# forget the fmcsa



## trqjnky (Nov 12, 2009)

what is the cruel joke behind this organization!!!!!! no one knows the rules, any phone call is an eternal hold session!!!! no one can answer anything!! they cant figure out my insurance situation! i already have an insurance policy! forget me!!! 

rant off...


----------



## grandview (Oct 9, 2005)

Well if you knew all the rules, how will they make any money off you in fines.


----------



## trqjnky (Nov 12, 2009)

true. i would just rather have them raise taxes a bit. that way you know youre getting charged. instead of the surprise! were inspecting you on the side of the interstate! Fees.

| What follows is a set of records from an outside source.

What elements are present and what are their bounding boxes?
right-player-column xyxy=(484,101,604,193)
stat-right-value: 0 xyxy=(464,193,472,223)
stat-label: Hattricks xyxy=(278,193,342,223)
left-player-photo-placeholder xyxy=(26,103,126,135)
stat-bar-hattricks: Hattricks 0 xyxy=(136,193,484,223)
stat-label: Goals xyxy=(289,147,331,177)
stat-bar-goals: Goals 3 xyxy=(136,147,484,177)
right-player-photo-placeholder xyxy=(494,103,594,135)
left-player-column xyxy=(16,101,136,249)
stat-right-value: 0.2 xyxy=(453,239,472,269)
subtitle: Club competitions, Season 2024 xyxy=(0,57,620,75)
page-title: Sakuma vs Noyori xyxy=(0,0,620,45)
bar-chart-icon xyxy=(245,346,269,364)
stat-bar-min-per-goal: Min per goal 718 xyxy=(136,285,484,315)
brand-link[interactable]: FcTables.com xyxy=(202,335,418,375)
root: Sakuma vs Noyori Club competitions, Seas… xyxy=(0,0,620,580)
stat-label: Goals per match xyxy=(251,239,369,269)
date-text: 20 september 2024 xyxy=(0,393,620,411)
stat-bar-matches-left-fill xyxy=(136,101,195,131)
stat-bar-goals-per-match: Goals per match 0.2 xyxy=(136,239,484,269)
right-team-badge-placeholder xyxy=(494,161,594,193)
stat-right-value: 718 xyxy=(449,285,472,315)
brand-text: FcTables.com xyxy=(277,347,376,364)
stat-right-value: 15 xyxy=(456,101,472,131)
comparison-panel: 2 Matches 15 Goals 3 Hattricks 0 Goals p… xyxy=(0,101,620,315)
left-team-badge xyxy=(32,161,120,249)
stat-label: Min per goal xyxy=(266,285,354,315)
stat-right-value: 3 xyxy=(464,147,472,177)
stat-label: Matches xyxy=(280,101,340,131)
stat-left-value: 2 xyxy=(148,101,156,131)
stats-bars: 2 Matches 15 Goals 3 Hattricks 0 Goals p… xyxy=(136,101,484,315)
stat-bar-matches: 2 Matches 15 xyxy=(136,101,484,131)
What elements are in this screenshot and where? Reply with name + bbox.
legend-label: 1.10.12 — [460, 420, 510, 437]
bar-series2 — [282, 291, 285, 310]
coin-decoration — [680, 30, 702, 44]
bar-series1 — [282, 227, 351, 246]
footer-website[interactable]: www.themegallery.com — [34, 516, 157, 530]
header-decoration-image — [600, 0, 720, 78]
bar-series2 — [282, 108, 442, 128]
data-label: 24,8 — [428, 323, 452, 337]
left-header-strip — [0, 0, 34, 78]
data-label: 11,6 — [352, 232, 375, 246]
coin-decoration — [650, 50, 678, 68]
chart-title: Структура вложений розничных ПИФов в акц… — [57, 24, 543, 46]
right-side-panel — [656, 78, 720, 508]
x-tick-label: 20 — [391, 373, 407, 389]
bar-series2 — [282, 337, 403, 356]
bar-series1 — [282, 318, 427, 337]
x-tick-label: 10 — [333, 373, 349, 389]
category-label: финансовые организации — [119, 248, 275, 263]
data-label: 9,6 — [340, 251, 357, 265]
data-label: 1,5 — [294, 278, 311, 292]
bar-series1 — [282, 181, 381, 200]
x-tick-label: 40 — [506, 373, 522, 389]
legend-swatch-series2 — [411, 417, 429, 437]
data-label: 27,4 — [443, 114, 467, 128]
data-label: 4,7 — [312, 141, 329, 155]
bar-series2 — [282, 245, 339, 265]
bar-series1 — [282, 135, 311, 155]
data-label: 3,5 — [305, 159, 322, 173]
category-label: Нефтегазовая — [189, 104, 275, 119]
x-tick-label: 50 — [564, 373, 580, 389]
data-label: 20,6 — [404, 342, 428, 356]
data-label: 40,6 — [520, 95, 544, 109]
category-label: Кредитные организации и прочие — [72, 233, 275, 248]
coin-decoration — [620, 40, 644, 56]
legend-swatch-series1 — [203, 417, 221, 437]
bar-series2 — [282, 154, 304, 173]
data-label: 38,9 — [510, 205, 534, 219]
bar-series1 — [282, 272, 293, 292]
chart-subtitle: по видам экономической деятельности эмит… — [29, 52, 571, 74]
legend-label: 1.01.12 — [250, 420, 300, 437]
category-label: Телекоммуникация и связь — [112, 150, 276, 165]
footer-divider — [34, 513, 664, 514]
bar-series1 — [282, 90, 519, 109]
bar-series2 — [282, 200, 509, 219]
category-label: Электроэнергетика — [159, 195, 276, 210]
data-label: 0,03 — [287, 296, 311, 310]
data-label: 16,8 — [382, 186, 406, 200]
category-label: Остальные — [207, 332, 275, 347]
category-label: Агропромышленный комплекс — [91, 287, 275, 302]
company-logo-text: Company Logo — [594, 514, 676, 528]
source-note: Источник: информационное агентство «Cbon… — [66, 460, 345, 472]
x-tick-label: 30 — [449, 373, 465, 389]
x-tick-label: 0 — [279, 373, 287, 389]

raise taxes and leave me alone. youre getting money from me one way or the other, just dont interrupt my workday!


----------



## tuney443 (Jun 25, 2006)

''raise taxes and leave me alone. youre getting money from me one way or the other, just dont interrupt my workday!''

Have your sign guy place that on the side of your trucks in large cryptic font. That should work.


----------



## Eggie329 (Nov 25, 2009)

My favorite part of dealing with the FMCSA is that it is a FEDERAL organization and when you call them your call is directed to an answering agency in INDIA. I also would rather have higher taxes then have the surprise stick up on the side of the road. They are starting to get bad around here since everyone needs money. I got 14 tickets on a truck I had parked for sale on private property since my DOT number was on it. I had to fight in court for months because they claimed it was a traffic stop, but the truck didn't move in over a month with no battery!


----------